‘Let’s Call Her Patty’ Review: Rhea Perlman as an Uptown Matriarch

She shops at Zabar’s, does Pilates on Columbus Avenue and resides comfortably in a prewar high rise between West End and Riverside, where she gossips about private lives as though they were front-page news.

That she could be any number of women, of some advanced years and moderate means, who live on Manhattan’s Upper West Side is suggested by the taxonomic title “Let’s Call Her Patty,” a new play by Zarina Shea that opened on Tuesday night at the Claire Tow Theater, overlooking its subject’s natural habitat.

Close your eyes to picture the type, and the production’s star, Rhea Perlman, may spring directly from a sidewalk crack, with her featherweight frame, babka-colored curls and voice like gravel and honey.

Patty is introduced to the audience, chopping onions behind a long and luxe marble-topped kitchen island, by her niece Sammy (Leslie Rodriguez Kritzer).
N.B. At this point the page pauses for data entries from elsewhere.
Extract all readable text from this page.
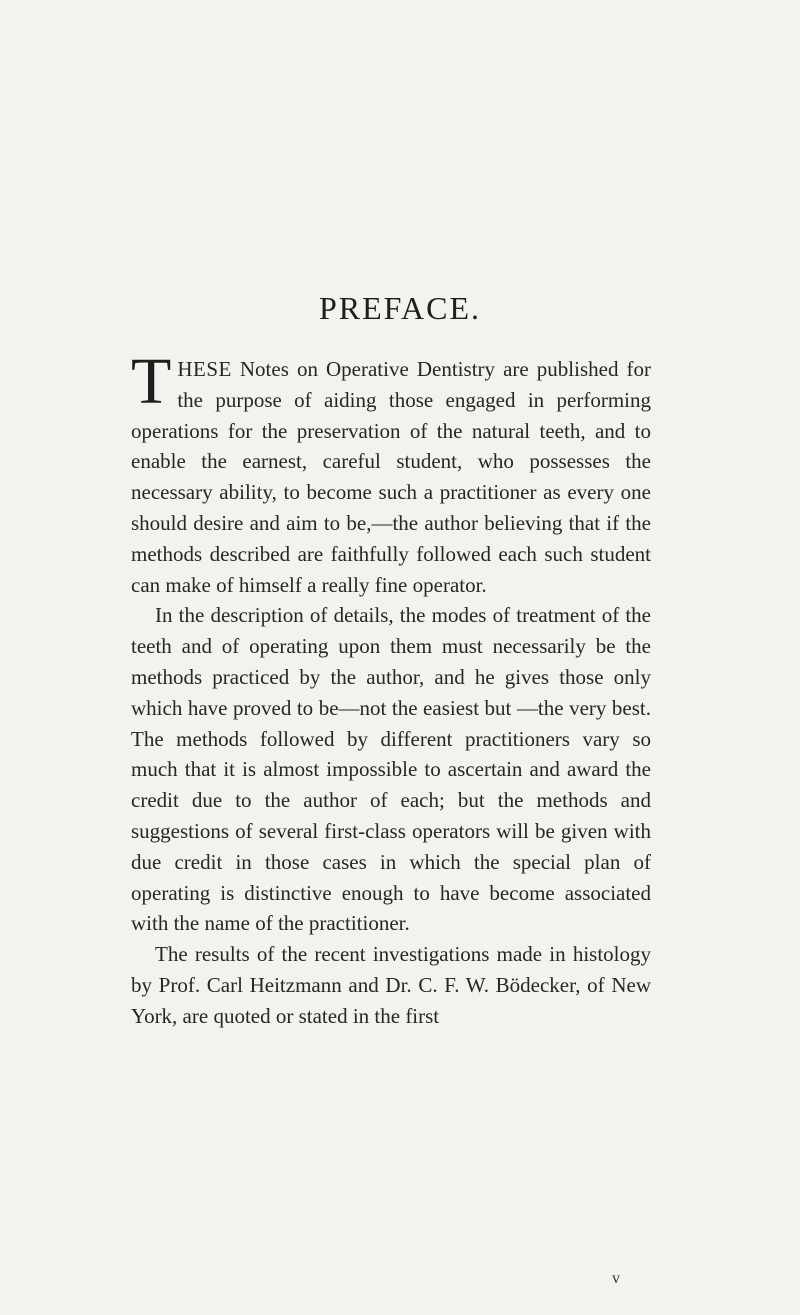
PREFACE.

THESE Notes on Operative Dentistry are published for the purpose of aiding those engaged in performing operations for the preservation of the natural teeth, and to enable the earnest, careful student, who possesses the necessary ability, to become such a practitioner as every one should desire and aim to be,—the author believing that if the methods described are faithfully followed each such student can make of himself a really fine operator.

In the description of details, the modes of treatment of the teeth and of operating upon them must necessarily be the methods practiced by the author, and he gives those only which have proved to be—not the easiest but —the very best. The methods followed by different practitioners vary so much that it is almost impossible to ascertain and award the credit due to the author of each; but the methods and suggestions of several first-class operators will be given with due credit in those cases in which the special plan of operating is distinctive enough to have become associated with the name of the practitioner.

The results of the recent investigations made in histology by Prof. Carl Heitzmann and Dr. C. F. W. Bödecker, of New York, are quoted or stated in the first

v
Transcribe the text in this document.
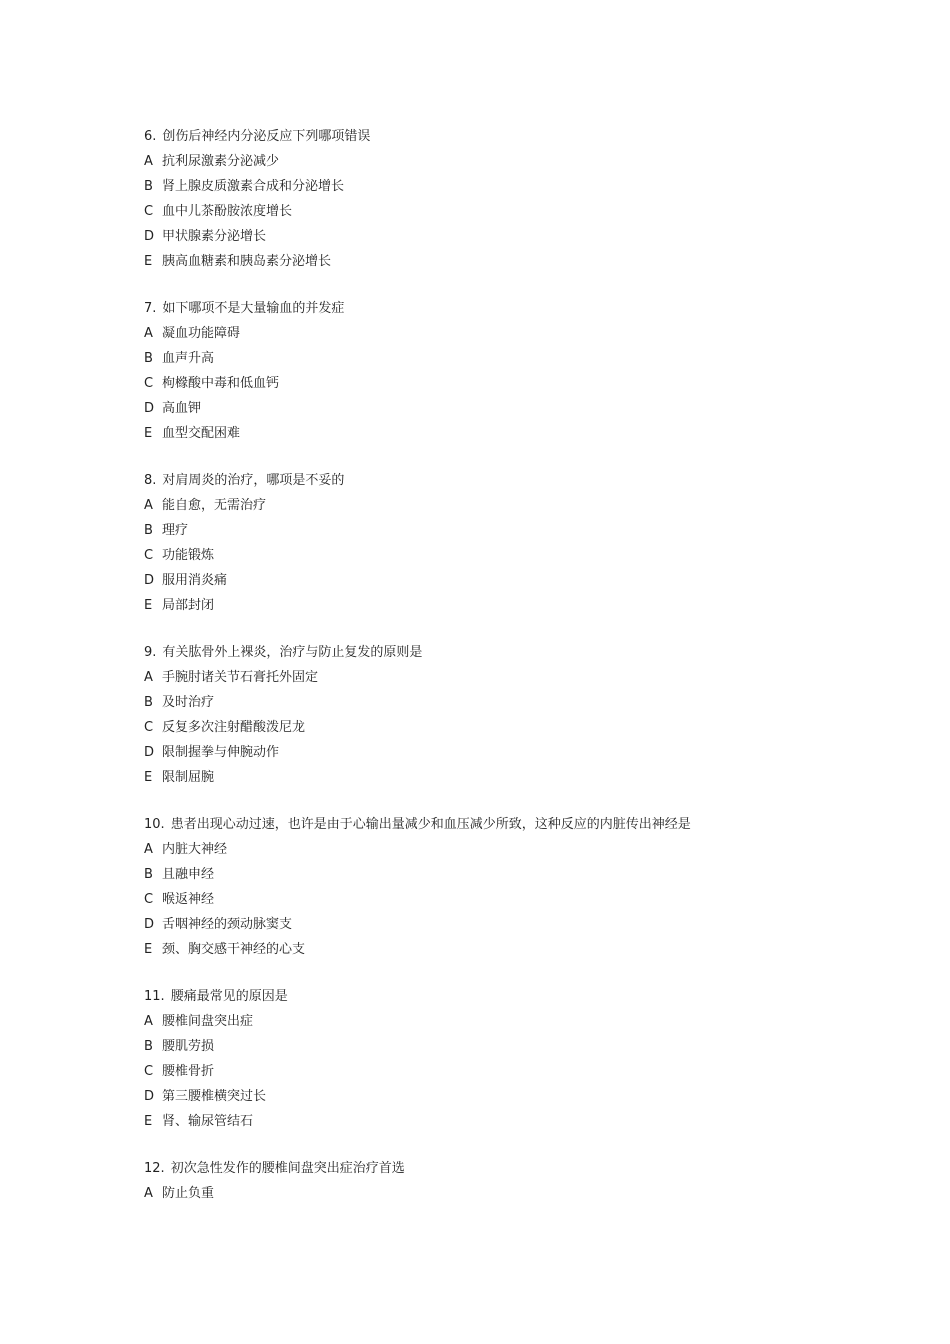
6. 创伤后神经内分泌反应下列哪项错误
A 抗利尿激素分泌减少
B 肾上腺皮质激素合成和分泌增长
C 血中儿茶酚胺浓度增长
D 甲状腺素分泌增长
E 胰高血糖素和胰岛素分泌增长
7. 如下哪项不是大量输血的并发症
A 凝血功能障碍
B 血声升高
C 枸橼酸中毒和低血钙
D 高血钾
E 血型交配困难
8. 对肩周炎的治疗，哪项是不妥的
A 能自愈，无需治疗
B 理疗
C 功能锻炼
D 服用消炎痛
E 局部封闭
9. 有关肱骨外上裸炎，治疗与防止复发的原则是
A 手腕肘诸关节石膏托外固定
B 及时治疗
C 反复多次注射醋酸泼尼龙
D 限制握拳与伸腕动作
E 限制屈腕
10. 患者出现心动过速，也许是由于心输出量减少和血压减少所致，这种反应的内脏传出神经是
A 内脏大神经
B 且融申经
C 喉返神经
D 舌咽神经的颈动脉窦支
E 颈、胸交感干神经的心支
11. 腰痛最常见的原因是
A 腰椎间盘突出症
B 腰肌劳损
C 腰椎骨折
D 第三腰椎横突过长
E 肾、输尿管结石
12. 初次急性发作的腰椎间盘突出症治疗首选
A 防止负重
Scene-setting banter between the two demonstrates their shorthand intimacy, and Patty’s reflexive tendency to make other people’s business her own (and, more specifically, about her). That notably includes the triumphs but mostly troubles of Patty’s daughter Cecile (Arielle Goldman), an artist who struggles with body image and addiction.

Patty’s maternal relationships with Cecile and Sammy are the play’s sources of conflict (Patty’s offstage husband, Hal, we’re told, is “fine”). When Cecile, who appears onstage only in brief interludes, falls out of touch, Patty considers it personal punishment, simultaneously convinced that she’s to blame for her daughter’s problems and defensive at her own accusation. Sammy, a font of patience as she is of exposition, gently suggests, “I think this is not about you.”

Of course, she’s right. Patty is presented as a quintessential Jewish mother, but the qualities she exemplifies are not culturally exclusive; anyone who recognizes her narcissism from their family dynamics might appreciate a trigger warning. And yet, the play’s own narrow focus on Patty works to its detriment.

The matriarch is little more than an amalgam of stereotypes; that there is truth to them is hardly a revelation. But the play does little to question or disrupt the preconceived notions it assumes New York audiences will have about “an Upper West Side lady” like Patty. Nor does Perlman mine much unseen depth from a character exclusively defined by circumstance.

The production, from the director Margot Bordelon, confines Patty behind her cutting board, where she chops imaginary onions without shedding a tear for much of the play’s brief 70 minutes. If this is a character study, Patty’s pungent, messy center is largely withheld from view.

Goldman’s Cecile occasionally drags a folding chair onstage to insert herself into her mother’s narrative, trembling like a frazzled live wire. Unfortunately, Cecile is kept at arm’s length from a story in which she seems to have the most compelling inner life. Sammy is likewise sketched mostly in relation to her aunt; that Sammy’s mother-in-law is near death is relevant only insofar as it keeps her from being with Patty.

Patty’s co-op apartment, one of her primary distinguishing features, is suggested with chic austerity by Kristen Robinson’s set, reflecting a fixation on wealth that the play seems unsure whether it means to critique. Pivots in focus and time are punctuated with abrupt shifts in lighting (by Oliver Wason) and sound (Sinan Refik Zafar) that drum up tension and surprise the drama otherwise lacks.

“Let’s Call Her Patty” gestures toward an oral tradition of storytelling that aims to preserve local, and often endangered, histories. Sammy’s narration acknowledges the Lenape tribe, who once lived on the land now occupied by New York City, and suggests that one day it will all be underwater. Dutifully recording for posterity the era of the affluent and self-flagellating mother seems to be as much an act of ambivalence as of love.

Let’s Call Her Patty
Through Aug. 27 at the Claire Tow Theater, Manhattan; lct.org. Running time: 1 hour 10 minutes.